The activists, who passed the night in Independence Square and inside the city hall, have flooded the streets surrounding the government buildings.
The unrest was caused by Yanukovich's rebuttal of a deal granting political and free trade accords with the European Union.
Talks between the government and the opposition would be held today [2 December], according to parliamentary speaker Vlodymyr Rybak.
"I, as the head of the Supreme Council, guarantee that literally tomorrow such a round table will take place and all representatives in this process will have an opportunity to express their opinions," Mr Rybak told Ukrainian TV.
On Sunday, between 100,000 and 500,000 rallied in the capital, defying a ban on public demos.
Clashes between demonstrators and authorities resulted in riot police using tear gas, batons and stun grenades.
Dozens of protesters were injured and Kiev police said about 100 officers were wounded.
Members of the nationalist Svodoba party have occupied the city hall and held meetings, according to Reuters.
Protesters chanted 'Kiev is Ours' and hung a Ukrainian flag in the window.
Yuri V. Lutsenko, former interior minister and leader of the Orange Revolution in 2004, told a massive crowd in Independence Square: "I want the authorities to know that this is not a protest; this is a revolution."
Heavyweight boxing champion-turned-opposition politician Vitaly Klitschko said: "After the savagery we have seen on Independence Square we must send Yanukovich packing.
The agreement with Europe is perceived as an important step toward economic and political prosperity by many Ukrainians.
Russia's president Vladimir Putin has put pressure on Yanukovich to not sign the deal and join an alternative union with Russia, Belarus and Kazakhstan.
A request to demand US military intervention in Ukraine has been launched on the official White House petitions' website and gathered 8,000 signatures in a few days.
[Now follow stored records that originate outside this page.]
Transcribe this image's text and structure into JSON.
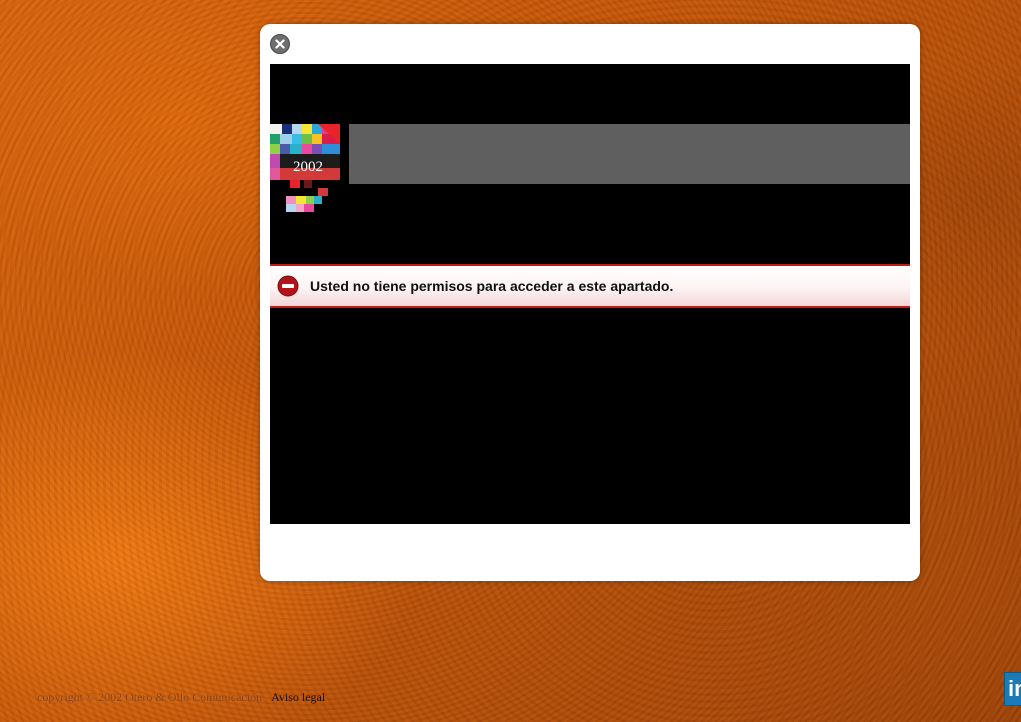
{
  "error": {
    "message": "Usted no tiene permisos para acceder a este apartado."
  },
  "logo": {
    "text": "2002"
  },
  "footer": {
    "copyright": "copyright © 2002 Otero & Ollo Comunicación",
    "legal_link": "Aviso legal"
  },
  "social": {
    "linkedin_label": "in",
    "linkedin_color": "#1b7bb6"
  },
  "icons": {
    "close": "close-icon",
    "error": "no-entry-icon"
  },
  "colors": {
    "error_border": "#c01b1b",
    "header_bar": "#5f5f60",
    "frame_bg": "#000000"
  }
}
"We, people of Ukraine, because of more frequent and systematic violations of democracy and freedom of speech by public and police agents, and looking on the bloody acceleration of actions of protest in support ofEuropean integration, taking into account the decision role of the United States of America in a worldwide policy and reputation of the USA, as a defender of democratic rights and freedoms in the whole world, we ask you, as a commander-in-chief of the armed forces of the USA, to enter military intervention to Ukraine," reads the petition.